Delaware Trust Co. v. Elder & Co.

12 Del. Ch. 263 | New York Court of Chancery | 1920

The Chancellor.

A receiver has been appointed for Elder and Company, an insolvent corporation, which had or has a plant consisting of machinery, implements, horses, carts and the like for building roads. Five petitions have been filed in the cause by those who sold to the company machinery and apparatus, part of the plant, on conditional sales agreements whereby the title to the property remains in the seller until payment of the purchase price has been made, and they have each prayed that because of defaults of the buyer in not complying with the agreements the property so sold be returned by order of this Court, or that they each have permission to take such legal action against the receiver as may be necessary for the protection of their rights. The defaults consist in the failure to pay in one case any part of the price, and the others parts thereof.

To these petitions the receiver filed answers (1) that there is no allegation in the petition that chapter 192, volume 30, Laws of Delaware, has been complied with;"and (2) that the receiver is not in possession of the property. The act referred to is the recent statute approved April 3, 1919, called the “Uniform Conditional Sales Act.” By section 4 of the act reservation of title is valid as to all persons except those named in section 5. By section 5 such reservations are declared to be void “as to any purchaser from or creditor of the buyer, who, without notice of such provision, purchases the goods or acquires by attachment or levy a lien upon them,” before the contract or copy is filed in the office of the recorder of deeds, as is required by section 10 of the act.

If, as was assumed in the argument, no creditor of the buyer had acquired by attachment or levy a lien upon the property sold, then the conditional sales were valid as against every creditor of the buyer, the insolvent corporation for whom the receiver was appointed, and by the statute they were valid against the corporation itself. What rights, then, has the receiver acquired respecting *265the property as against the vendors ? The receiver acquired none as representing either the buyer or its creditors, for none of them had any rights as against the vendors.

It is immaterial, therefore, whether the contracts of sale were recorded or not, and the failure of the conditional vendors to allege compliance with the provisions of the statute as to recording the contracts is not a reason for denying their request to be allowed to enforce against the property sold their legal rights under their several contracts. If later it should be shown that there were creditors with rights as against the vendor, their interests could be protected. It has been held in this State that a receiver of an insolvent corporation cannot assert in behalf of general creditors a claim which the corporation could not have asserted in a contest between it and special creditors claiming an equitable lien on assets of the corporation. Bradford Co. v. United Leather Co., 11 Del. Ch. 76, 97 Atl. 622, In re Claim of Security Trust & Safe Deposit Company. This view is the one generally adopted elsewhere. But it is not necessary here to consider the decisions applying the principle to sales upon condition reserving title as affected by statutes regulating such sales.

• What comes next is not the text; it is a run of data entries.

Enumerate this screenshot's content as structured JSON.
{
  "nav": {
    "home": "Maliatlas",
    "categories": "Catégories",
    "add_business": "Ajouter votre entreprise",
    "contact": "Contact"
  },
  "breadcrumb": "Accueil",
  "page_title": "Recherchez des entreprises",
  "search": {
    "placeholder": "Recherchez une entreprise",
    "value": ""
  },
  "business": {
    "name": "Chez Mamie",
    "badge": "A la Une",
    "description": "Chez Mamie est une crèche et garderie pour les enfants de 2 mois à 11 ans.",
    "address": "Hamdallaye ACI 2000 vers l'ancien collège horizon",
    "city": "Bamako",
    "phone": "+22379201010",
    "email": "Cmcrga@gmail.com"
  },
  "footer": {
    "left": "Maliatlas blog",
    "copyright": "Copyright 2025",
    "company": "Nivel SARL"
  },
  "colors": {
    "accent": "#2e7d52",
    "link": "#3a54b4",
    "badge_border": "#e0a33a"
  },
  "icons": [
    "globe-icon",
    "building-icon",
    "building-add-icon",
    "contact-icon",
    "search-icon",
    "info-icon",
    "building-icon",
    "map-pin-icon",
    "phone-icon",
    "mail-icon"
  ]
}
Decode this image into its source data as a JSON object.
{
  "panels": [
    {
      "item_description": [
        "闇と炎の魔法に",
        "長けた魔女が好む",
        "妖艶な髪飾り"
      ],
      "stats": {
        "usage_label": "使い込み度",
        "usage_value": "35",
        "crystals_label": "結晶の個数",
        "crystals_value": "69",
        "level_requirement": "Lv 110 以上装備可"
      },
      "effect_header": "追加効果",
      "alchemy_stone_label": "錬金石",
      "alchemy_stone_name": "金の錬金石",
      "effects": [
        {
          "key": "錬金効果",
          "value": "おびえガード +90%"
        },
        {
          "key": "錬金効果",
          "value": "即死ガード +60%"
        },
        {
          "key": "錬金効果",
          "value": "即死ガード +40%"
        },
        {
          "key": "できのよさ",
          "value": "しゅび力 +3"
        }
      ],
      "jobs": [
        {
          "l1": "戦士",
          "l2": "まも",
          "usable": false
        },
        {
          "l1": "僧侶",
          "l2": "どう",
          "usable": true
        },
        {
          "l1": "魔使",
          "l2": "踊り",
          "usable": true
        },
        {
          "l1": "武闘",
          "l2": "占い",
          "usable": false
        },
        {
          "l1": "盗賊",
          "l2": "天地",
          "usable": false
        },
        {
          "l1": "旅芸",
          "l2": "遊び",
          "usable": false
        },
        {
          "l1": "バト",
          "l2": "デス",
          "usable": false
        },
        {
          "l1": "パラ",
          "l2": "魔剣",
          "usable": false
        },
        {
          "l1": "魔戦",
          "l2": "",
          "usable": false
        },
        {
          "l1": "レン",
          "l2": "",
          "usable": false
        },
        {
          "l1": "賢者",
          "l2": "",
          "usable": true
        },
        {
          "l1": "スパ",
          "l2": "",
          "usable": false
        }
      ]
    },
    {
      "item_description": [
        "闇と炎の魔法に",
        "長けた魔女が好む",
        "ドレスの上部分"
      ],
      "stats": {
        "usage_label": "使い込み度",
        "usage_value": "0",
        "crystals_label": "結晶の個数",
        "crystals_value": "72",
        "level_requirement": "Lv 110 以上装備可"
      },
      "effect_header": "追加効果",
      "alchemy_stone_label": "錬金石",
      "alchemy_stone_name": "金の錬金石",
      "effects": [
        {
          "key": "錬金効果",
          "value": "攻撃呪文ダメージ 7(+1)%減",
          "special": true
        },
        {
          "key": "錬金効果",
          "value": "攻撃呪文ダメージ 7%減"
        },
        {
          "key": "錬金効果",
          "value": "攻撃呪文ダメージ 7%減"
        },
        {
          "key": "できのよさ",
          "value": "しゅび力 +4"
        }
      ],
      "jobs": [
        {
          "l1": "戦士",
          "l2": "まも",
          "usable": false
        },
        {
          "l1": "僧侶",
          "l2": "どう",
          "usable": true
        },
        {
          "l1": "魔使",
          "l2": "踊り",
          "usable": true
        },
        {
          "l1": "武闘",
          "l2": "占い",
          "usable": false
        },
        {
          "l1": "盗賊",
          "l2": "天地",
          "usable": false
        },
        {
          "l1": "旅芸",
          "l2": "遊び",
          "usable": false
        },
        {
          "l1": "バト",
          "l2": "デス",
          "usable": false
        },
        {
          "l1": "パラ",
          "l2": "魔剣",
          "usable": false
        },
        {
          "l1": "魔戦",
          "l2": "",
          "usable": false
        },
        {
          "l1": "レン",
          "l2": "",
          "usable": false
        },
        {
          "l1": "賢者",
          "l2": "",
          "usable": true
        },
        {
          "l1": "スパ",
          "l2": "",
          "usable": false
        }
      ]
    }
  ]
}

Neither is it a sufficient reason against the application that the receiver is not in possession of the property sold, but rather a reason for permitting the vendors to obtain their rights from those in possession of the property, for the receiver out of possession cannot be expected to return to the vendors the property.

An order will be made allowing the several vendors to bring actions at law against the receiver to enforce their rights under their several and respective contracts.